KRSA previously broadcast from Petersburg with a religious format, until its license expired in February 2014.

The Petersburg Pilot is a weekly newspaper established in 1974, that currently publishes a paper every Thursday.

==Infrastructure==
===Transportation===
Located on an island with no bridges to the mainland, Petersburg can be accessed only by air or sea.

====Marine transportation====
Petersburg receives service from the Alaska Marine Highway. Petersburg is a stop on its Inside Passage route that sees scheduled service both southbound and northbound to other Southeast Alaskan communities, Bellingham, Washington and Prince Rupert, British Columbia Canada.

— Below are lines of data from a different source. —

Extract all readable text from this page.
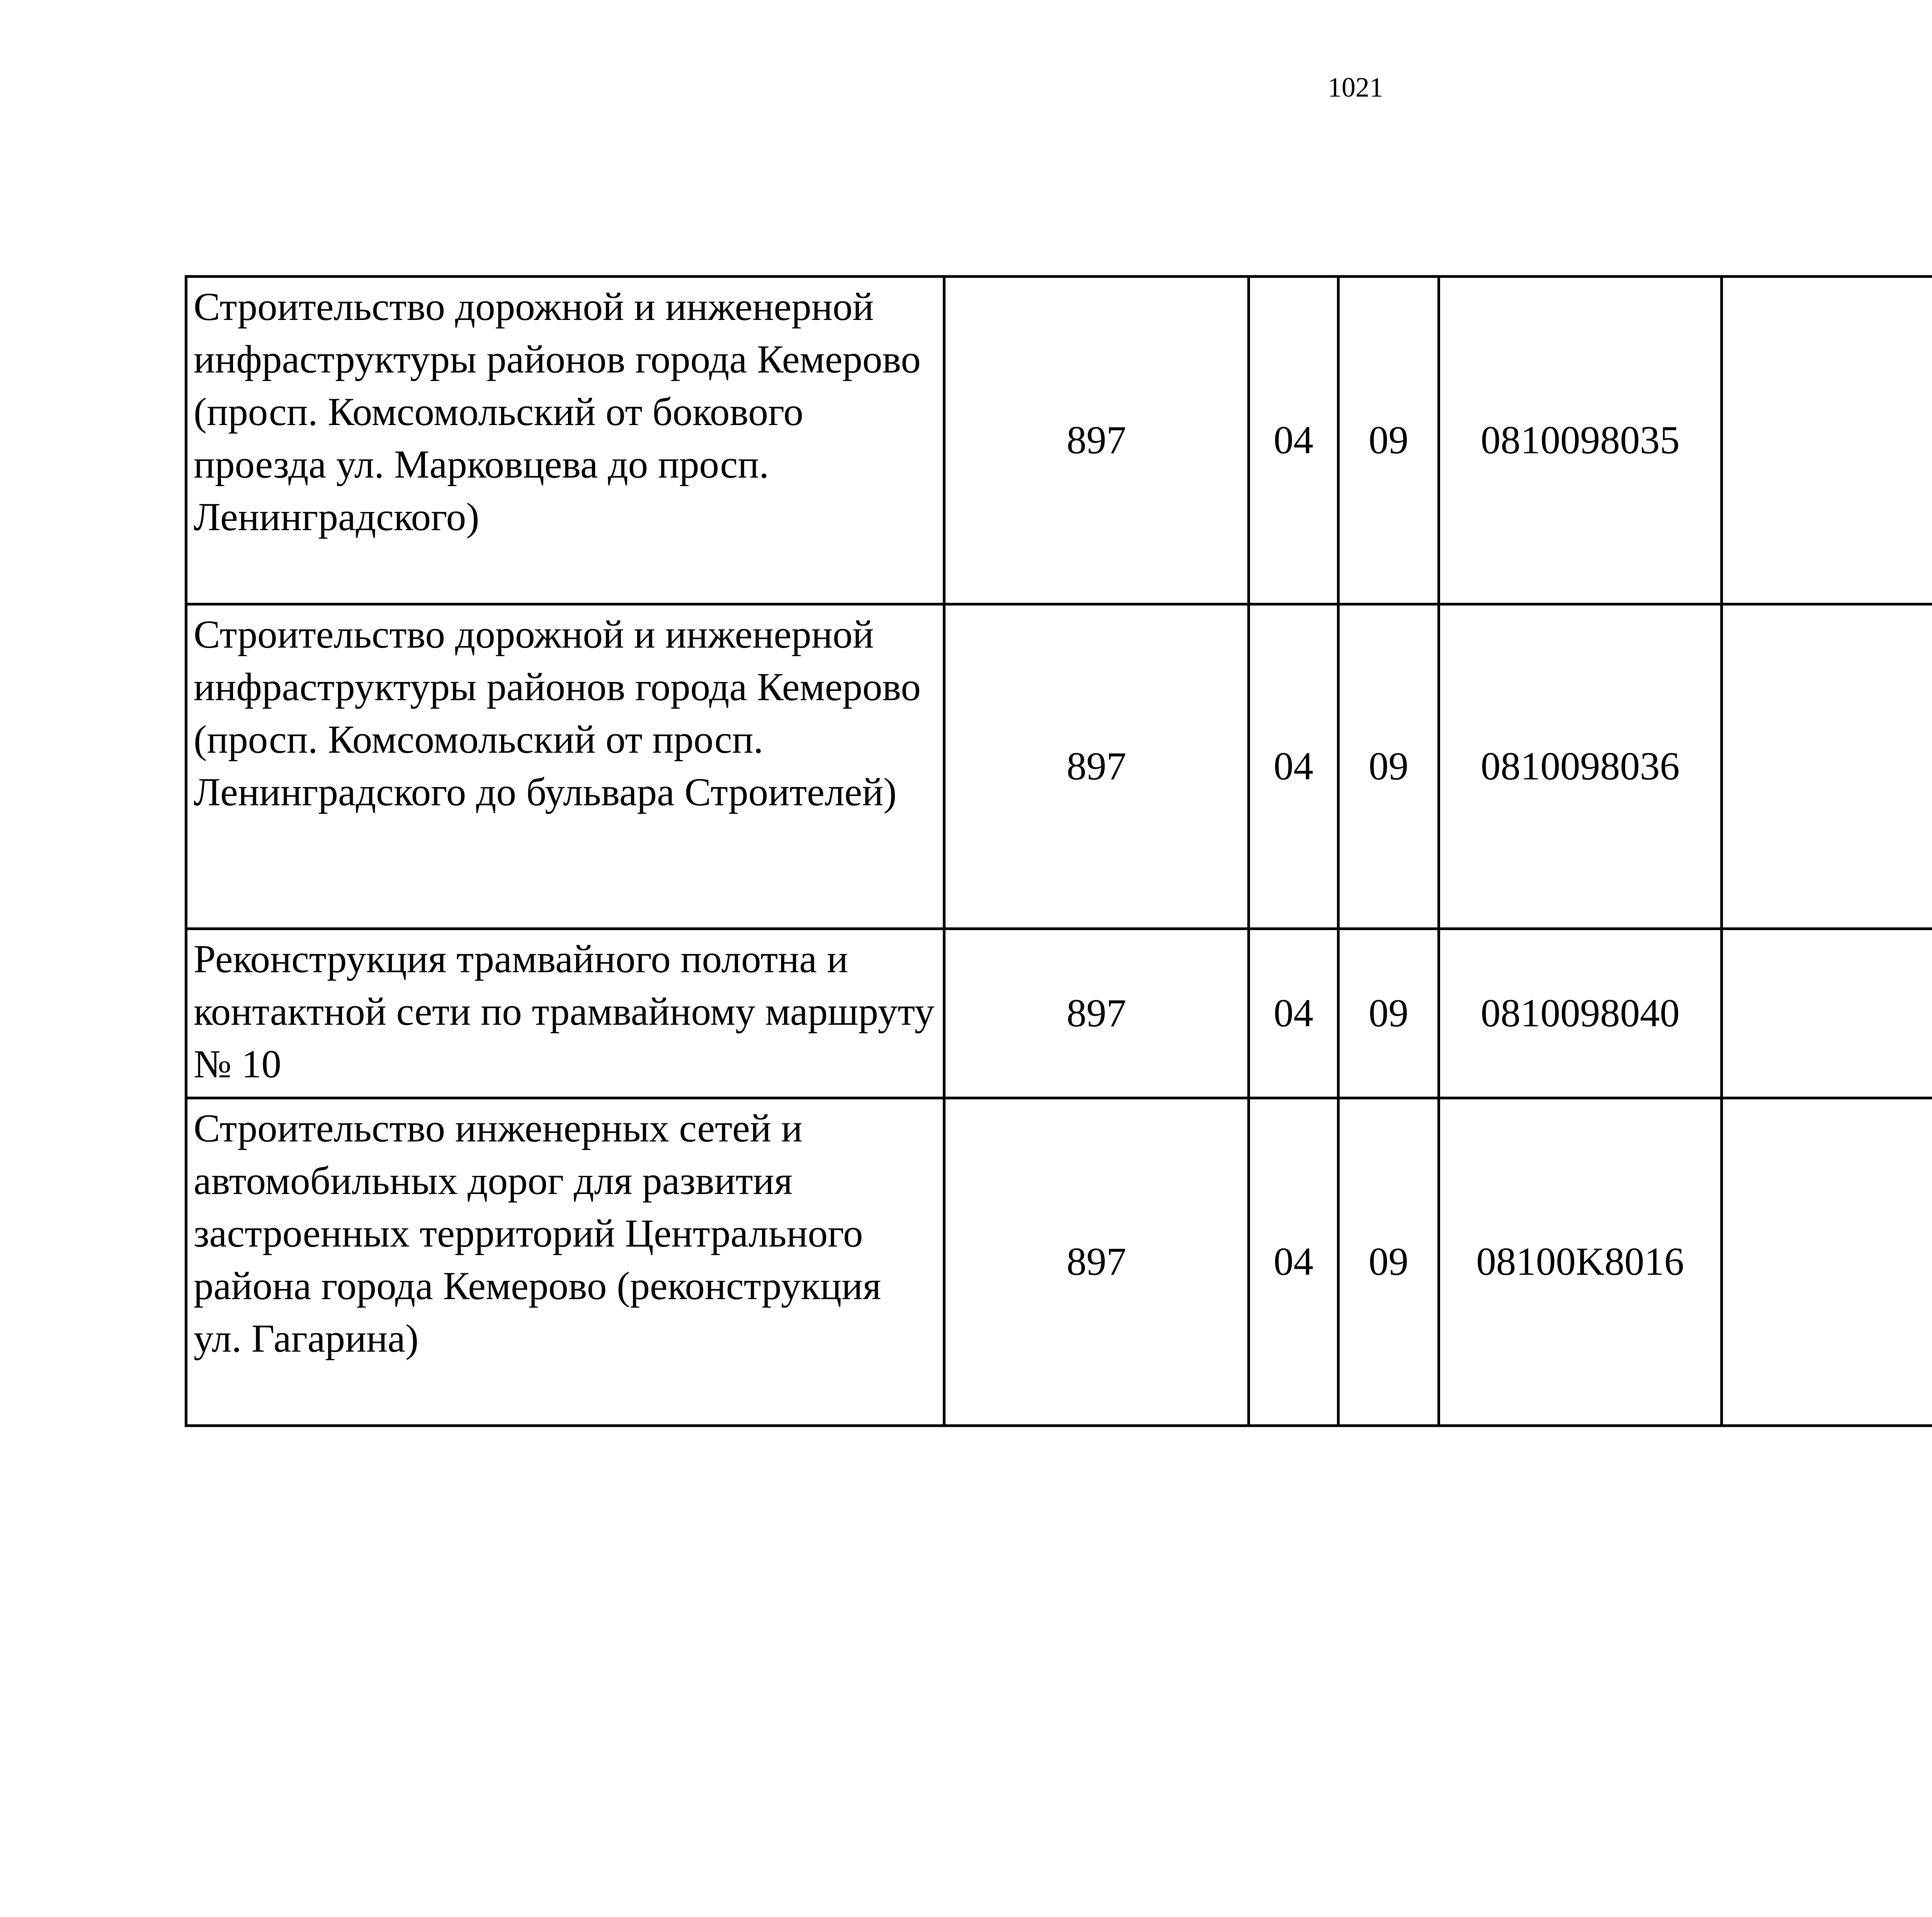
1021
Строительство дорожной и инженерной инфраструктуры районов города Кемерово (просп. Комсомольский от бокового проезда ул. Марковцева до просп. Ленинградского)	897	04	09	0810098035			
Строительство дорожной и инженерной инфраструктуры районов города Кемерово (просп. Комсомольский от просп. Ленинградского до бульвара Строителей)	897	04	09	0810098036			
Реконструкция трамвайного полотна и контактной сети по трамвайному маршруту № 10	897	04	09	0810098040			
Строительство инженерных сетей и автомобильных дорог для развития застроенных территорий Центрального района города Кемерово (реконструкция ул. Гагарина)	897	04	09	08100K8016			
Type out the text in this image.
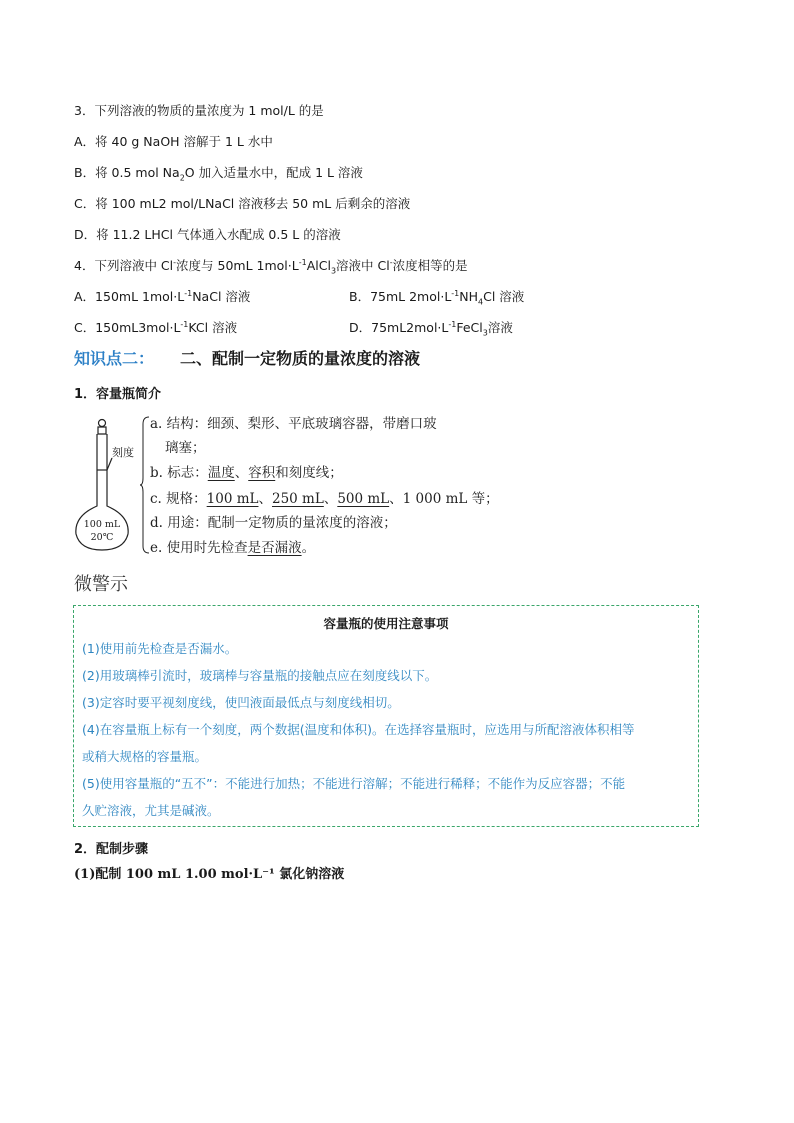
3．下列溶液的物质的量浓度为 1 mol/L 的是
A．将 40 g NaOH 溶解于 1 L 水中
B．将 0.5 mol $Na_2O$ 加入适量水中，配成 1 L 溶液
C．将 100 mL2 mol/LNaCl 溶液移去 50 mL 后剩余的溶液
D．将 11.2 LHCl 气体通入水配成 0.5 L 的溶液
4．下列溶液中 Cl-浓度与 50mL $1mol\cdot L^{-1}AlCl_3$溶液中 Cl-浓度相等的是
A．150mL $1mol\cdot L^{-1}NaCl$ 溶液	B．75mL $2mol\cdot L^{-1}NH_4Cl$ 溶液
C．$150mL3mol\cdot L^{-1}KCl$ 溶液	D．$75mL2mol\cdot L^{-1}FeCl_3$溶液
知识点二： 二、配制一定物质的量浓度的溶液
1．容量瓶简介
刻度
100 mL
20℃
a. 结构：细颈、梨形、平底玻璃容器，带磨口玻
璃塞；
b. 标志：温度、容积和刻度线；
c. 规格：100 mL、250 mL、500 mL、1 000 mL 等；
d. 用途：配制一定物质的量浓度的溶液；
e. 使用时先检查是否漏液。
微警示
容量瓶的使用注意事项
(1)使用前先检查是否漏水。
(2)用玻璃棒引流时，玻璃棒与容量瓶的接触点应在刻度线以下。
(3)定容时要平视刻度线，使凹液面最低点与刻度线相切。
(4)在容量瓶上标有一个刻度，两个数据(温度和体积)。在选择容量瓶时，应选用与所配溶液体积相等
或稍大规格的容量瓶。
(5)使用容量瓶的“五不”：不能进行加热；不能进行溶解；不能进行稀释；不能作为反应容器；不能
久贮溶液，尤其是碱液。
2．配制步骤
(1)配制 100 mL 1.00 mol·L⁻¹ 氯化钠溶液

====Air transportation====
Jet carrier Alaska Airlines serves Petersburg with both cargo and passenger service from the Petersburg James A. Johnson Airport from Wrangell and Juneau daily, with service ultimately reaching Anchorage and Seattle. Three charter air companies operate here.

==Notable people==
- Elizabeth Peratrovich (1911-1958) Alaska Native civil rights leader, born in Petersburg.
- Edna Jackson (born 1950), artist, was born in Petersburg.
- Bert Stedman spent a large part of his childhood living in Petersburg.
- Scott McAdams also lived in Petersburg for a number of years during childhood before moving to Sitka.
- Rosita Worl, president of the Sealaska Heritage Institute grew up here before being forcefully relocated to Haines to an American Indian boarding school.